Der Rollover gibt an, wie oft du den Bonusbetrag umsetzen musst, bevor du ihn auszahlen kannst. Ein Beispiel: Du erhältst einen Bonus von 100 Euro mit 3-fachem Rollover. Das bedeutet, du musst 300 Euro Gesamteinsatz aufbringen, bevor der Bonus auszahlbar ist. Zusätzlich gibt es meist eine Mindestquote und eine Frist. Für Anfänger gilt: Lies die Bonusbedingungen immer vollständig, bevor du einen Bonus annimmst — ein kleiner Bonus mit einfachen Bedingungen ist oft besser als ein großer mit strengen Auflagen.
Ein seriöser Wettanbieter erfüllt folgende Kriterien: Er steht auf der GGL-Whitelist mit einer gültigen Erlaubnisnummer im Footer. Er verschlüsselt die Verbindung per SSL (erkennbar am Schloss-Symbol in der Adressleiste). Er verwahrt Kundengelder getrennt vom Betriebskapital. Er bietet deutschsprachigen Support und einen gut erreichbaren Spielerschutz. Er ist transparent bei der 5,3%-Wettsteuer und versteckt keine unfairen Bedingungen im Kleingedruckten.
OASIS ist das übergreifende Sperrsystem für Glücksspiel in Deutschland. Wenn du dich dort selbst sperrst, gilt das bei allen lizenzierten Anbietern gleichzeitig — nicht nur bei einem. Zusätzlich gibt es den Panikknopf, mit dem du dein Konto sofort für 24 Stunden sperren kannst. LUGAS ist das zentrale Register, das das monatliche Einzahlungslimit von 1.000 Euro über alle Anbieter hinweg überwacht. Beide Systeme zusammen bilden das Schutzgerüst des deutschen Glücksspielmarkts. Unlizenzierte Anbieter sind weder an OASIS noch an LUGAS angebunden.
In Deutschland gilt seit Juli 2021 eine Wettsteuer von 5,3 Prozent auf jeden Einsatz. Manche Anbieter übernehmen diese Steuer selbst (z.B. bet365, Tipico, Winamax), andere ziehen sie vom Einsatz oder vom Gewinn ab. Ein Beispiel: Du setzt 10 Euro auf eine Quote von 3,00. Übernimmt der Anbieter die Steuer, erhältst du 30 Euro. Tut er es nicht, bleiben je nach Berechnungsmethode rund 28,40 bis 28,90 Euro übrig. Achte beim Anbietervergleich deshalb auch darauf, wer die Wettsteuer übernimmt.

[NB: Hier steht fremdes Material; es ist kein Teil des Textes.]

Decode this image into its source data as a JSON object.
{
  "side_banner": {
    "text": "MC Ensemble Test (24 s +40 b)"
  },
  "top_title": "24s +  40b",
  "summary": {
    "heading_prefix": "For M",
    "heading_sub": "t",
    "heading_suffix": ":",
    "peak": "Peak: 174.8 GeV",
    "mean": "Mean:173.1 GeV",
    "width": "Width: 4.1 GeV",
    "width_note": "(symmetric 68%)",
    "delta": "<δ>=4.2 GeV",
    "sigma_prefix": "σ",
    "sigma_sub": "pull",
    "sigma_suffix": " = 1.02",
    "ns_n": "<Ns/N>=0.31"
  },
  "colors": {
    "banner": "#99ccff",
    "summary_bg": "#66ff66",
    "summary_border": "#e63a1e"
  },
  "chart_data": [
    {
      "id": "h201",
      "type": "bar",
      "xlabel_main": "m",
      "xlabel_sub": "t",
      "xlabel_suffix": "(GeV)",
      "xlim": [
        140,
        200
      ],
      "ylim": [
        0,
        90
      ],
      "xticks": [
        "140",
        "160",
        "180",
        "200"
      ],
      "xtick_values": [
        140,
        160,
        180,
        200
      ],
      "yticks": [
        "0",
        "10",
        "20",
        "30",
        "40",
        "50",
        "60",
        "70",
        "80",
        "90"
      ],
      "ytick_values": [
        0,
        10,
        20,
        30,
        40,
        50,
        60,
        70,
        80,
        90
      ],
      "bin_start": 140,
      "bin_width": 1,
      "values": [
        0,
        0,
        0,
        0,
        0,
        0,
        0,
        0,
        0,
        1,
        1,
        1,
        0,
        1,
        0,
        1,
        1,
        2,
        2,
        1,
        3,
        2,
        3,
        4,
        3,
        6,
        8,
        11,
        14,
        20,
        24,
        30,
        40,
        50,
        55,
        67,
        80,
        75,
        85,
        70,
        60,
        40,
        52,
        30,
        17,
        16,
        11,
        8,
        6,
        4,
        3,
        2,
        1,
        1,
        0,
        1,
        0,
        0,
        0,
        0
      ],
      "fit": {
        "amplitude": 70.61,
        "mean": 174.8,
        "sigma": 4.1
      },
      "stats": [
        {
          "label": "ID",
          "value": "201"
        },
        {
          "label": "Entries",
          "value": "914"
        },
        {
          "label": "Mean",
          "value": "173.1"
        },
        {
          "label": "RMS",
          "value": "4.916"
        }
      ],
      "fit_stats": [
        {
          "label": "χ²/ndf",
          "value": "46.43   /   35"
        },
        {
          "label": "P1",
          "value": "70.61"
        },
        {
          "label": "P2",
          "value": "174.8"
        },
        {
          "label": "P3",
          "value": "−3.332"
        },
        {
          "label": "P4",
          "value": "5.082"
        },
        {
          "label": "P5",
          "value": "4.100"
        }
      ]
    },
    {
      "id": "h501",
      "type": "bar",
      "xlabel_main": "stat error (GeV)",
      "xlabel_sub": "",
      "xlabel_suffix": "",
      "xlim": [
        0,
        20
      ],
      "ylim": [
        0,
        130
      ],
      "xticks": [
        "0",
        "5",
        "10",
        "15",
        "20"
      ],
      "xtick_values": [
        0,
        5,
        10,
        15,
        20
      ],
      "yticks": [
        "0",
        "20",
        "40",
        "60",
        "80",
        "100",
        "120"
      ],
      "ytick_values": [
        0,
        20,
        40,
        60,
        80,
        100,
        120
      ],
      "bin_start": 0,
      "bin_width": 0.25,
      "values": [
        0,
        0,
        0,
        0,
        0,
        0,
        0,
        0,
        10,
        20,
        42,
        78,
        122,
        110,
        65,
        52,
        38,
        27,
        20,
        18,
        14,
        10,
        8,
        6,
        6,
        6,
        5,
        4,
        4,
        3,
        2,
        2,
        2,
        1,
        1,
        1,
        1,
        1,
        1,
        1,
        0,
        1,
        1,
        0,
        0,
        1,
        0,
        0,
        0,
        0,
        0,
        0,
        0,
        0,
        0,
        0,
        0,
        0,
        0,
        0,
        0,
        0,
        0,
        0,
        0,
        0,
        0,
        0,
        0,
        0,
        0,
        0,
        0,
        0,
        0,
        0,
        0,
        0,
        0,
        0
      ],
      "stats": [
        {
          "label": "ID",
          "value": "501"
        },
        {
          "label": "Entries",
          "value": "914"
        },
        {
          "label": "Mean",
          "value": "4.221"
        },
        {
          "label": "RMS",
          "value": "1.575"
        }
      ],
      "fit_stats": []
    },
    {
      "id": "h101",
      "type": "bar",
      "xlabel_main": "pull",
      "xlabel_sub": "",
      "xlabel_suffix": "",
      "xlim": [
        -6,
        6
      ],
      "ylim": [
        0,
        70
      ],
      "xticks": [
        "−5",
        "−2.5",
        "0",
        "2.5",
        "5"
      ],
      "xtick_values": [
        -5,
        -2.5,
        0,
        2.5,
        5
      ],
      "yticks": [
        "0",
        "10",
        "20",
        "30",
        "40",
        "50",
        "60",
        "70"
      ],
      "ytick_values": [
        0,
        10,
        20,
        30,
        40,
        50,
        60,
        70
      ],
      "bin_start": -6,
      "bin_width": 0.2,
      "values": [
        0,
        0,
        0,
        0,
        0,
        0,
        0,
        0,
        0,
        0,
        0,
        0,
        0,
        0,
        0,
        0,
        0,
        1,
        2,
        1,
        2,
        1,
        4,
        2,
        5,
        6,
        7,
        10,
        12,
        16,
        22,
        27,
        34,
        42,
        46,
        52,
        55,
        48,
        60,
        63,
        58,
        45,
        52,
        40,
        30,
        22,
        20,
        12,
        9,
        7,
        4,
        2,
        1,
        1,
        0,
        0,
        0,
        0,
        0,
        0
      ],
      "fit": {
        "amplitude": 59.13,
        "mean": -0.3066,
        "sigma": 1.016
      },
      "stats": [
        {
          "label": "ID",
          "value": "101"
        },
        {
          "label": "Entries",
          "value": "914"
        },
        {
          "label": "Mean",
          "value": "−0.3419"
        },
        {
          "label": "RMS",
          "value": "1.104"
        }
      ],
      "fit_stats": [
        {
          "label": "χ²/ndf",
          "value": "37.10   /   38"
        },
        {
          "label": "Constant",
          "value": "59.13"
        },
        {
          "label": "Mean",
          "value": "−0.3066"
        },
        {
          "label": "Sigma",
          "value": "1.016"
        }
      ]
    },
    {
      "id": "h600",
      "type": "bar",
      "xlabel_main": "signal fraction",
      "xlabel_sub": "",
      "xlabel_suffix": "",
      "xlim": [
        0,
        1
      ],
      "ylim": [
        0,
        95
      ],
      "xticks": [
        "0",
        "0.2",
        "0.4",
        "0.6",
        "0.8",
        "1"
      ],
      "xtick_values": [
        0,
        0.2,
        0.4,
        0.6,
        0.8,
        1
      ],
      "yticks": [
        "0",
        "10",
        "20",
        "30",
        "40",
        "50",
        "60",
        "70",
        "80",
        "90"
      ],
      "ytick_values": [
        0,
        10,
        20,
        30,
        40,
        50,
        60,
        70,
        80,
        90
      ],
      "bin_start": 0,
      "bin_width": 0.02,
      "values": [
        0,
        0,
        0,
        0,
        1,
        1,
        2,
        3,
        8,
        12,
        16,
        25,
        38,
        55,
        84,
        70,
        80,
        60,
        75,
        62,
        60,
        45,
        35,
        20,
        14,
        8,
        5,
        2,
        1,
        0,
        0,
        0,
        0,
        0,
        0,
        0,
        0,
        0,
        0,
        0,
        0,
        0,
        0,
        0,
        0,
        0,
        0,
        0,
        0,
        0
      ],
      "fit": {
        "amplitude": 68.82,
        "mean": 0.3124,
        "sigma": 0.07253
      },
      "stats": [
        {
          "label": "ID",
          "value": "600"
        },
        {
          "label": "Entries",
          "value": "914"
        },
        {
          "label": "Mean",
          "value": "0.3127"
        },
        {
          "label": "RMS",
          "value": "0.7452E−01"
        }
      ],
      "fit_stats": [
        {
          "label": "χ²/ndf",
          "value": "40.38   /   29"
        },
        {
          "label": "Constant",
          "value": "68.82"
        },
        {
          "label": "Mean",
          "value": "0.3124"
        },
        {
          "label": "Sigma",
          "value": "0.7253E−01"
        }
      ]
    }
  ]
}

Die gängigen Zahlungsmethoden sind PayPal, Trustly und Klarna Sofort. Alle drei ermöglichen schnelle Einzahlungen, und PayPal sowie Trustly funktionieren auch für Auszahlungen. Mindestbeträge liegen meist bei 5 bis 10 Euro, Standardmethoden sind gebührenfrei. Seit dem Aus von Giropay Ende 2024 sind Klarna und Trustly die wichtigsten Sofortzahlungsoptionen. Ausgezahlt wird in der Regel auf den ursprünglichen Einzahlungsweg zurück.
Ja, alle lizenzierten Anbieter bieten auch mobile Apps an. Du nutzt dabei dasselbe Konto wie am Computer. iPhone-Apps findest du im App Store. Bei Android kann es vorkommen, dass die App direkt vom Anbieter als APK-Datei heruntergeladen werden muss, da Google Play bestimmte Glücksspiel-Apps nicht zulässt — lade diese dann nur von der offiziellen Anbieterseite. Achte stets auf die verschlüsselte Verbindung (Schloss-Symbol in der Adresszeile).